Detection of stress-induced tRNA-derived fragments by immuno-northern blotting.
(A) The image of stress-induced tRNA cleavage. tRNAs are cleaved under conditions of cell stress, and consequently, tRNA-derived fragments such as the 5’-side and 3’-side fragments appear. The modification of m1A is usually contained in the 3’ side of the tRNA structure. (B) Total RNA (0.75 μg) was isolated from HK-2 cells treated with sodium arsenite (500 μM) for the indicated periods and analyzed by SYBR staining and INB with anti-m1A antibody using acrylamide gel separation. Arsenite-stress induced tRNA cleavage, and the resultant tRNA-derived fragments were detected by SYBR staining and firmly detected by the INB with anti-m1A antibody.
Fig 6.
Specificity and sensitivity of immuno-northern blotting.
(A) The sequences of synthesized 15-mer ssRNA containing either m6A or A at the center position. (B) SYBR staining and INB with anti-m6A antibody. Serially diluted m6A- and A-containing 15-mer ssRNA (10, 4, 1.6, 0.64, and 0.25 pmol) were analyzed. (C) Relative band intensities by INB of m6A-containing ssRNA. Densitometric analysis was performed to quantitate the band intensities. Data were expressed relative to the band intensity of each 10 pmol sample, which was taken as 1.0 arbitrary units (AU), N = 3. Values are shown as the mean ± SD.
Fig 7.
Detection of m6A-demethylation by immuno-northern blotting.

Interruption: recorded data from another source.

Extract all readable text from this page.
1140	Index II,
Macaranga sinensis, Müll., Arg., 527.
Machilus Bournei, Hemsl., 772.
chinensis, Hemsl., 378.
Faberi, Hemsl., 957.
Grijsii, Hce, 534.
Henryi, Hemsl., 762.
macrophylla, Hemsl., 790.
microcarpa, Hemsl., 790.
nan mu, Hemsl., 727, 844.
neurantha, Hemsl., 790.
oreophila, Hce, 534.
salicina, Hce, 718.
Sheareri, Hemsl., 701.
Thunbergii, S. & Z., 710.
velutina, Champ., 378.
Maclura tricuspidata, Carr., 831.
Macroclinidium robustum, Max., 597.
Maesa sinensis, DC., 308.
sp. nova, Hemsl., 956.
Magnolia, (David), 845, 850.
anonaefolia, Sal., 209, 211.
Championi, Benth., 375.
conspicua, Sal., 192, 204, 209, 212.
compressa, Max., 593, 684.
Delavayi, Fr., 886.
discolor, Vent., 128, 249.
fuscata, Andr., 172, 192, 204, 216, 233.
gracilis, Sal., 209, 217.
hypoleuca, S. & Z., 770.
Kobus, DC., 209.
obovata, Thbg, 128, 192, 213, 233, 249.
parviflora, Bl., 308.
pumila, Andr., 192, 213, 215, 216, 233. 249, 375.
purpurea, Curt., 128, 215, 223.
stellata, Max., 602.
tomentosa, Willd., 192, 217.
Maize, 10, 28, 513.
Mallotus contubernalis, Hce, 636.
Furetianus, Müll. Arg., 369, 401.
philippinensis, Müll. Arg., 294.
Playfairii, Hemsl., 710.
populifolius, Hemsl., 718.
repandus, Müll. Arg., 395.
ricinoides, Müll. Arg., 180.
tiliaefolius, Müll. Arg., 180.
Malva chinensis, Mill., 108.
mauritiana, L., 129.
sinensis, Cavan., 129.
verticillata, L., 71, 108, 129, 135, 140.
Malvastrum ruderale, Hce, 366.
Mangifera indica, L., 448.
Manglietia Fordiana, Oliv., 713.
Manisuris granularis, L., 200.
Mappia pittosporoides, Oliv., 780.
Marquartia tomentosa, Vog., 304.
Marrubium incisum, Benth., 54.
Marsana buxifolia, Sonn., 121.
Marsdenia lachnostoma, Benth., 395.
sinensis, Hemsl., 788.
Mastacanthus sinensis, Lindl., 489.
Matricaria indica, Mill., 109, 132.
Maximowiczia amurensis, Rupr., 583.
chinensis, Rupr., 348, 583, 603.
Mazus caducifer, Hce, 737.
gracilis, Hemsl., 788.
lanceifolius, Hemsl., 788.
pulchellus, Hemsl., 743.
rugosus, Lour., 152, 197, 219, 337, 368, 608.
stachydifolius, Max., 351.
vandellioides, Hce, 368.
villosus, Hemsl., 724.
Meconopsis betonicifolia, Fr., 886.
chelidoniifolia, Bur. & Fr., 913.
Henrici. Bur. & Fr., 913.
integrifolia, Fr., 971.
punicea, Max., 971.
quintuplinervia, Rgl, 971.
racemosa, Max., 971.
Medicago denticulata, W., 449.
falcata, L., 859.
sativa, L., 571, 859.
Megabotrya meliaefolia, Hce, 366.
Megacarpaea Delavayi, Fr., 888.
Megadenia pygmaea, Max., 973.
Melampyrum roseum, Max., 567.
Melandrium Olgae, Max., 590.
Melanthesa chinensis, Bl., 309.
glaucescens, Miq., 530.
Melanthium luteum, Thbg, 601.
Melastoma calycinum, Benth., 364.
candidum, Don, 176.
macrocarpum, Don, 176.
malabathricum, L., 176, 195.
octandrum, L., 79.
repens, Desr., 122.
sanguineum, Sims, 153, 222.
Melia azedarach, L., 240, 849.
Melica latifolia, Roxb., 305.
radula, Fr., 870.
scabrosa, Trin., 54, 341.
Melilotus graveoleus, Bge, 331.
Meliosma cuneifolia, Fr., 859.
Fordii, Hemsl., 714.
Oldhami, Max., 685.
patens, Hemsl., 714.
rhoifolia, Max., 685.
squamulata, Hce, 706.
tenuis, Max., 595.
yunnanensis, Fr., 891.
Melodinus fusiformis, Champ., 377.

(A) Demethylation of m6A to A in RNA by FTO and ALKBH5. (B) m6A-containig 15 mer-ssRNA was treated with or without FTO and analyzed by INB with anti-m6A antibody and SYBR. The bottom graph shows a densitometric quantification of the band intensity. Data were expressed relative to the mean value of the FTO (-) samples, which was taken as 1.0 AU, N = 3. (C) m6A-containig 15 mer-ssRNA was treated with or without ALKBH5 and analyzed by INB and SYBR. A representative image is shown. (D) LC-MS/MS analysis of FTO-mediated demethylation. After the FTO treatment, m6A-ssRNA was digested and subsequently analyzed by LC-MS/MS. Chromatograms of the m6A peak of digested nucleosides are shown. The right graph shows a quantification of the relative area ratio of m6A/A. Data were expressed relative to the mean value of the FTO (-) samples, which was taken as 1.0. (E) Knockdown of FTO and ALKBH5 in HeLa cells. The knockdown efficiency was measured by quantitative PCR. Relative abundance of each transcript was normalized by GAPDH. Data were expressed relative to the mean value of the control, which was taken as 1.0, N = 3. (F) Evaluation of the m6A modification in RNAs in FTO- and ALKBH5-knockdown HeLa cells. The mRNA (100 ng) and total RNA (1.0 μg) were analyzed by INB with anti-m6A antibody using acrylamide gel separation. Arrowheads denote the anti-m6A positive signals. SYBR staining is shown for the loading control. Values are shown as the mean ± SD. *P < 0.05.